35. Patah hati

50 1 0
                                    

Setidaknya saya tidak pernah menerima pernyataan cinta seseorang yang tidak saya cintai balik hanya karena takut kesepian. Lebih baik saya kesepian daripada harus menjadikan orang yang benar-benar tulus mencintai saya sebagai pelarian.

Sekian dan terimakasih.

---

"Silahkan diminum, bang," ucap Ana terkekeh sambil menyerahkan secangkir hot capuccino pada seorang laki-laki yang berada didepannya.

"Kampret lo, An. Lo kira gue tukang ojek apa!" bantah laki-laki itu, arah pandanganya mengikuti Ana yang hendak duduk.

Ana tertawa pelan, "Kalo abang ojeknya ganteng kaya gini mah, yang mau order banyak. Pada ngantri malah,"

Mendengar kata ganteng keluar dari mulut Ana, laki-laki itu tersenyum sumringah, "Gue ganteng?" tanyanya.

Ana mencermati laki-laki itu dari wajah sampai kaki. Ana mengangguk beberapa kali lalu menjawab, "Tapi bo'ong," ledeknya menjulurkan lidah.

"Sialan lo!" Laki-laki itu mendesah pelan. "Eh, An. Lo kok bisa buka cafe? Punya lo?"

Ana menggeleng, "Bukan, ini punya tante gue. Pusatnya di Bandung, kalo ini cabang."

Laki-laki itu mengangguk paham, "Kirain punya lo."

"Enggaklah. Setelah gue keluar dari rumah Devan, gue balik ke Bandung. Tinggal dirumah tante gue sampai gue lulus sekolah. Terus dikasih kerjaan sama tante gue. Nah, gue dikasih kepercayaan buat pegang nih cafe."

Laki-laki itu manggut-manggut paham. Lalu mencermati Ana yang berada didepannya. Garis senyum tercetak dibibirnya.

"Kenapa lo senyum-senyum?" tanya Ana heran.

"Lo cantik,"

Ya. Menurutnya, Ana lebih cantik sekarang. Wajah yang putih mulus tidak ada goresan sekecilpun. Bibirnya yang tampak lebih merah kali ini-- tapi bukan menor yaaa. Dan bulu mata yang lentik, alis yang rapi dan rambut yang wangi. Benar-benar berbeda dari Ana waktu masih SMA.

Cukup lama laki-laki itu mengamati wajah Ana. Tapi senyum laki-laki itu perlahan memudar setelah mendengar jawaban Ana.

"Udah cantik dari lahir kali. Lo aja yang matanya burem,"

Mengelus dada beberapa kali. Ana masih sama sikapnya seperti dulu  Tidak ada yang berubah.

"Iyain ajalah biar cepet," dengkus laki-laki itu.

"Yah, payah lo, Al."

Laki-laki yang sedari tadi bersama Ana adalah Aldito, sahabat Ana sendiri dulu waktu SMA.

Tadi selepas kepergian Devan, Aldito tiba-tiba menghampiri Ana.
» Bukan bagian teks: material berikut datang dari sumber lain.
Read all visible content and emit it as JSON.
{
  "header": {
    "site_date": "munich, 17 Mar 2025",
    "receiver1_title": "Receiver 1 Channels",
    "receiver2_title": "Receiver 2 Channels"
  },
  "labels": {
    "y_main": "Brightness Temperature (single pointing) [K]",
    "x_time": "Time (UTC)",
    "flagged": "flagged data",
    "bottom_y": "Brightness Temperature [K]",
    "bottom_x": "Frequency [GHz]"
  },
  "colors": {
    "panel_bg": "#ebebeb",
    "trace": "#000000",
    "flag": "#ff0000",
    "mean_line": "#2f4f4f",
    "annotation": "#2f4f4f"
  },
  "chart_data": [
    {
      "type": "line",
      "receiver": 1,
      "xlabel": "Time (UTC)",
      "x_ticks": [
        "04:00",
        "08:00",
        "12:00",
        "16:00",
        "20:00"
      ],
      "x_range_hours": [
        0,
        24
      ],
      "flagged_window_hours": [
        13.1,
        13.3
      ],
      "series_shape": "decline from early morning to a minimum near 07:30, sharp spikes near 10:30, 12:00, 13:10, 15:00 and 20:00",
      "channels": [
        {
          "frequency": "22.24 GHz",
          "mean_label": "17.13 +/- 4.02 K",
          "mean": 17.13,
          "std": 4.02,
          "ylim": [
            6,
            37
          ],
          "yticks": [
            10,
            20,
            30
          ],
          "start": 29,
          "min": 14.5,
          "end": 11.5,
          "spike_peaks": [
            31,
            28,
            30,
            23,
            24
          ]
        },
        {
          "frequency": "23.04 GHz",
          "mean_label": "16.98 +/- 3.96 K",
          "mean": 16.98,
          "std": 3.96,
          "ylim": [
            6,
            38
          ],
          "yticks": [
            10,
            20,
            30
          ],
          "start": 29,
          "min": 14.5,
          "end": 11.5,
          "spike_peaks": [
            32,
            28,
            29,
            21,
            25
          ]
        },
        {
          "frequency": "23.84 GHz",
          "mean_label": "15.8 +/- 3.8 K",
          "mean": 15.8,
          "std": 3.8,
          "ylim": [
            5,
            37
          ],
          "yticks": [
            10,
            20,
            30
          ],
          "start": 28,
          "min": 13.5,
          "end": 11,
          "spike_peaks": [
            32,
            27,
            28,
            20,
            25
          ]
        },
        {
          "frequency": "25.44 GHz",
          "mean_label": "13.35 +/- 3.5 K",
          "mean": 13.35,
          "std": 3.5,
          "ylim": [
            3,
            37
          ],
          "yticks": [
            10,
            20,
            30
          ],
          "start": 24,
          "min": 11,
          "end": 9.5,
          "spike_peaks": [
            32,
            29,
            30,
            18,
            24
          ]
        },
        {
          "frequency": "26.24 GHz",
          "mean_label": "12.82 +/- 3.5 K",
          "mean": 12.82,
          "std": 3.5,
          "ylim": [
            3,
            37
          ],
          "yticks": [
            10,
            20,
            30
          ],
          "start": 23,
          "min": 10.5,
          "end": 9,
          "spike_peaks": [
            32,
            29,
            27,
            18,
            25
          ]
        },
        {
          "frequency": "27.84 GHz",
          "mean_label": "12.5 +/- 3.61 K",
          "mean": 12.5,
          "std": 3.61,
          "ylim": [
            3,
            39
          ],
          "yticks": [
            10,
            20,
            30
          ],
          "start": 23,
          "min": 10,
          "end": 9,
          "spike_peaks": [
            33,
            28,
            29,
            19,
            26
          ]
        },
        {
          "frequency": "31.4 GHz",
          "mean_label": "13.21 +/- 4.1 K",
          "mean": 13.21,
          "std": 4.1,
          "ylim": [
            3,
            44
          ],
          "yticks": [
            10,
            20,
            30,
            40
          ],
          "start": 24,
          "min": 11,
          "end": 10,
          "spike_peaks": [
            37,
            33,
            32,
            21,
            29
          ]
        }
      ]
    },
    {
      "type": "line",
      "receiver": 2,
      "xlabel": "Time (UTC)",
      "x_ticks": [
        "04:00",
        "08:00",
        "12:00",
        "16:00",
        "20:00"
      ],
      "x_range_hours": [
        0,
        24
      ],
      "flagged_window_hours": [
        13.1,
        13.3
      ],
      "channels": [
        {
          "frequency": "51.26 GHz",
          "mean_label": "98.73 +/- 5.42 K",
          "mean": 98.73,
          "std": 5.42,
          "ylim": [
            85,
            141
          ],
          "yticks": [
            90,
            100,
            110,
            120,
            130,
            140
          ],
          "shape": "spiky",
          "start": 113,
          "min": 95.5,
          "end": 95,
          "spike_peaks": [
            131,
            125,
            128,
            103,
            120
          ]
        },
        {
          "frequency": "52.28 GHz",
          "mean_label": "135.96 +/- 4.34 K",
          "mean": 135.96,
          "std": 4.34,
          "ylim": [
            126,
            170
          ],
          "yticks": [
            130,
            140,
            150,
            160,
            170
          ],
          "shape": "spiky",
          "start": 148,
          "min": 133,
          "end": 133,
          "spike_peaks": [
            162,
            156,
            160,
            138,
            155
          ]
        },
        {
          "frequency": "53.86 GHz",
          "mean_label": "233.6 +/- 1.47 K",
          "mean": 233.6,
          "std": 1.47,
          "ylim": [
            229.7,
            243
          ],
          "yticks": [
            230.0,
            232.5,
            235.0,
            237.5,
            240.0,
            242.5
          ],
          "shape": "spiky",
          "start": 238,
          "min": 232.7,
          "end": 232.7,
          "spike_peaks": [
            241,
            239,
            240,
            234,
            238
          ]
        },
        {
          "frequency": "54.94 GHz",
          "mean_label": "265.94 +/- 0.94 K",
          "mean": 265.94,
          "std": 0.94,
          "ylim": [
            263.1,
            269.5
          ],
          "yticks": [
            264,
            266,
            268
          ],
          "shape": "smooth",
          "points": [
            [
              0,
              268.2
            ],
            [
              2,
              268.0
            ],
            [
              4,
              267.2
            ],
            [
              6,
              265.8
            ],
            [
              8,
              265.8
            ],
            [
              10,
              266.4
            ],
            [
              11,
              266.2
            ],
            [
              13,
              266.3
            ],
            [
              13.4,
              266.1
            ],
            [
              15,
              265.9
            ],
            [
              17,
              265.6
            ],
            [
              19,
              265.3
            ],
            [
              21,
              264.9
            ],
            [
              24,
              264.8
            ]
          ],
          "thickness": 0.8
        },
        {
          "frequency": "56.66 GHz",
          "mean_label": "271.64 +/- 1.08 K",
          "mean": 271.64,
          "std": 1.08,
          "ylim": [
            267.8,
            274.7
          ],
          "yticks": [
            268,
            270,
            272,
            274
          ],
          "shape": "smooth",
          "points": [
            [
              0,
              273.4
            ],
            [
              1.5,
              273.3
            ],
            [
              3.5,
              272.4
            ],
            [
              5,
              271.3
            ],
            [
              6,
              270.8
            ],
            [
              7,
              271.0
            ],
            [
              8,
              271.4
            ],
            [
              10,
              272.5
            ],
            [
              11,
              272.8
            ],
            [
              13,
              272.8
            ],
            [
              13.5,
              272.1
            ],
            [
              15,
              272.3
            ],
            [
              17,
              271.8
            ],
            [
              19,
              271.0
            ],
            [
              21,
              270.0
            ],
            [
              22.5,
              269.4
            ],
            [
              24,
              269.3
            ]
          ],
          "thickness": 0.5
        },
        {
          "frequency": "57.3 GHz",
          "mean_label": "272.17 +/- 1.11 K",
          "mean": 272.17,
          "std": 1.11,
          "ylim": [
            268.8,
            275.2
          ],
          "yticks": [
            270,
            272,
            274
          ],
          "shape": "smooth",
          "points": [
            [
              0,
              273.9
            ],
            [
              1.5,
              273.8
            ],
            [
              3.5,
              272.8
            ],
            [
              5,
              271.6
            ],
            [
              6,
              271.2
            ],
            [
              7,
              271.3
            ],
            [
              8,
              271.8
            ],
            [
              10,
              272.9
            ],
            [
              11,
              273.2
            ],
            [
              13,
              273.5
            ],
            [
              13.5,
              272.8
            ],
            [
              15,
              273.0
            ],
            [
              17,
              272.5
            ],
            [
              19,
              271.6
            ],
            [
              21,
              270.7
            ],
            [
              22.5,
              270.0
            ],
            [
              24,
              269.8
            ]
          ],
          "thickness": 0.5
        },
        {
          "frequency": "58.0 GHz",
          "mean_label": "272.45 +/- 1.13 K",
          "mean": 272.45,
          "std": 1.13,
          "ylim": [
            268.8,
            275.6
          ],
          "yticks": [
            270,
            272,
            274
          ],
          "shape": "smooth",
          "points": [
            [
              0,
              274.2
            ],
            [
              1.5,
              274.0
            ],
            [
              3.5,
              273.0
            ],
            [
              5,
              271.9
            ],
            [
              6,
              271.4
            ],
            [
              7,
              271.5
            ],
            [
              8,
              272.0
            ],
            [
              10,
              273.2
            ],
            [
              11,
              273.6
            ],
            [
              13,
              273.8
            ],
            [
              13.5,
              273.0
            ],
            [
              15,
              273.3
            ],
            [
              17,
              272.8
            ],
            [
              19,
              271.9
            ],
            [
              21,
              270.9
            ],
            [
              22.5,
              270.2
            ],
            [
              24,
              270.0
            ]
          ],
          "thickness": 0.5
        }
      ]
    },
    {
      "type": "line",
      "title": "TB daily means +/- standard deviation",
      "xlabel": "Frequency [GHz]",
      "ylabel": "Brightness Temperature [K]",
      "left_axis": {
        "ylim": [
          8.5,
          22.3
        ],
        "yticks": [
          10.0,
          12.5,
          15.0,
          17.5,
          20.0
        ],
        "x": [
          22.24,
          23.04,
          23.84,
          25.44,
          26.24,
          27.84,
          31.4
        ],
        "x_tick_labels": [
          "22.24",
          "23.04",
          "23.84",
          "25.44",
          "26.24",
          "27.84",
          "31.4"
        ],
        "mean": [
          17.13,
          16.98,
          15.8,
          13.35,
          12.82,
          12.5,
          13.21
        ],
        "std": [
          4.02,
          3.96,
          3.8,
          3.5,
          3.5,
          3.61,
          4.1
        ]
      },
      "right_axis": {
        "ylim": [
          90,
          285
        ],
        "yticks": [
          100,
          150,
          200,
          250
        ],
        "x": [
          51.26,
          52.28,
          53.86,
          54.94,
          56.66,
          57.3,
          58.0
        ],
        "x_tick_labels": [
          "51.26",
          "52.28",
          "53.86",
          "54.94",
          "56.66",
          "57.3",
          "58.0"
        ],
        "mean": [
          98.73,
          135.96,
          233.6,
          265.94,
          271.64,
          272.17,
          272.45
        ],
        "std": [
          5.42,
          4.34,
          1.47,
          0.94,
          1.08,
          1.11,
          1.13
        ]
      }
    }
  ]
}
Aldito terkejut bukan main melihat Ana berada didepannya. Selain karena penasaran kenapa Ana memilih pergi, ia juga merindukan gadis itu. Makanya dia berada di cafe Ana sekarang. Menagih penjelasan pada gadis itu.

"Jadi, kenapa lo milih pergi?" tanya Aldito mode serius.

Ana menatap Aldito sebentar, "Ya gitu. Gue nggak bisa ngelawan takdir. Mau berjuang gimanapun juga kalo bukan takdirnya, gue bisa apa?" jawabnya. Mimik wajah Ana mendadak lesu. Mengingat kembali kenangan satu tahu yang lalu.

"Lo bukan Tuhan yang tahu tentang takdir manusia, Ana. Lo cuma terlalu khawatir sama apa yang belum tentu terjadi," ucap Aldito menepis pendapat Ana.

"Oke, mungkin saat ini belum takdirnya lo sama Devan. Tapi apa yang akan terjadi satu, dua tahun kedepan, nggak ada yang tahu kecuali Tuhan,"

"Lo nggak akan tau apa yang akan terjadi besok. Jangankan besok, satu detik setelah ini aja kita nggak tau apa yang akan terjadi."